The problem, the CBA Section says, is that the proposed regulations do not achieve those objectives.
In particular, the letter says, “the proposed Regulations are incompatible with Canada’s international obligations, particularly Article 1 of the Agreement on the implementation of Article VII of the General Agreement on Tariffs and Trade 1994 (WTO Customs Valuation Agreement).” This article states that the value of imported goods is the price actually paid or payable when the goods are sold for export.
The regulations would depart from stated policy on what constitutes the “last sale” of imported goods for customs purposes, by shifting the basis for the customs valuation away from the last sale occurring prior to the goods being introduced in Canada and only capture domestic transactions between Canadian entities that take place after the goods are imported.

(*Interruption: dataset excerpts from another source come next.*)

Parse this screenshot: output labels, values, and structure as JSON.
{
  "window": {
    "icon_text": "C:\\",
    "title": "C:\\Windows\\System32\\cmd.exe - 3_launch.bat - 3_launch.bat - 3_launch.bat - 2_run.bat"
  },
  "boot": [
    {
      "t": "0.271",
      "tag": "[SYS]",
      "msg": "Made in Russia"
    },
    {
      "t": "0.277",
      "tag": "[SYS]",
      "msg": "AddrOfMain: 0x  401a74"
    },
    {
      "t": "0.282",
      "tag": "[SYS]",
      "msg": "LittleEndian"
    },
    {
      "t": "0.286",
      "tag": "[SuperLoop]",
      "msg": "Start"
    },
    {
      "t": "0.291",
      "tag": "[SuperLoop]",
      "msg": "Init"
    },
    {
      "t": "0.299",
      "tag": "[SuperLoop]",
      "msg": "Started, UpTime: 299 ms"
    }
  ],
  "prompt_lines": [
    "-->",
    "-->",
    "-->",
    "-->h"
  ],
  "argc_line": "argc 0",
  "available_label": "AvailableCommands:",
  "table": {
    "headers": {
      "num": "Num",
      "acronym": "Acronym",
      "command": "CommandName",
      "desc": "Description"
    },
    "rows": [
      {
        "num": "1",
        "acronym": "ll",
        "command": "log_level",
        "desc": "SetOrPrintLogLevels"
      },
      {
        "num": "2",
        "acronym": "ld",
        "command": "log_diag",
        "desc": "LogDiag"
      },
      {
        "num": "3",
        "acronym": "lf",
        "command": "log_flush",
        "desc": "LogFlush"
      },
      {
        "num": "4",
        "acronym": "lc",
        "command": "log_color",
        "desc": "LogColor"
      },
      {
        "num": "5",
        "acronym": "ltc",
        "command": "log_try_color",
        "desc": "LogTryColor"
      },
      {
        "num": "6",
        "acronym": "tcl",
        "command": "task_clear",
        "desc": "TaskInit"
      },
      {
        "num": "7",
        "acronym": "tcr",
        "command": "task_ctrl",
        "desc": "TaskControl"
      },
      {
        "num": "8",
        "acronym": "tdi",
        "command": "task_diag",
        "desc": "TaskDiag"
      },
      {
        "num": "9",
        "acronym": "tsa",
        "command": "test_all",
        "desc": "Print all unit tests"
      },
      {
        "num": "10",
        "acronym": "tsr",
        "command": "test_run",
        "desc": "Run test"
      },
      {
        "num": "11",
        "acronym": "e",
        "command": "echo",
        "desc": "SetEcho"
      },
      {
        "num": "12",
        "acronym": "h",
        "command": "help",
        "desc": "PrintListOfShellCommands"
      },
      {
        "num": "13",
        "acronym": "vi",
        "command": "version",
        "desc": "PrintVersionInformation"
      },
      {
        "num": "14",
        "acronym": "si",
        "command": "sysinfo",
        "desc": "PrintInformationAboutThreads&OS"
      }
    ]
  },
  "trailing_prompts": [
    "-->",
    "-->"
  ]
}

This is not consistent with the customs regulations of Canada’s major trading partners. The European Union guidance on “last sale” requires that the value of the transaction must be based “on an actual, legal sale of the goods occurring immediately before the introduction of the goods into the country, and not on some sort of understanding or arrangement with respect to a future sale that does not yet exist, or is not legally binding, at the time of importation.”
Eliminating the role of Canadian distributors
The proposed regulations, the CBA Section says, go well beyond levelling the playing field for Canadian importers relative to non-resident importers, or NRIs. “They will have the effect of requiring Canadian distributors who are resident and/or have a significant presence in Canada (i.e., existing ‘purchasers in Canada’ or PICs) to pay higher duties on goods they import into Canada for domestic sale in any scenario where the distributor does not import and store the goods as inventory with the remote possibility of a sale.”
The proposed regulations would also apply to Canadian retailers who import goods to sell them online to domestic consumers. This “will result in a value for duty based on the consumer price and will lead to elimination of the Canadian retailer, given that the sales could be made directly from the foreign (e.g., US) retailer utilizing the de minimus rules,” the letter warns, also noting that this would lead to an overvaluation of imported goods, translating into higher costs for consumers. “In addition,” the letter says, “by raising the cost of imported goods relative to domestically produced like goods, the proposed Regulations would violate Canada’s WTO national-treatment obligations.”
The Section urges CBSA to revise and republish the proposed regulations for review and comment.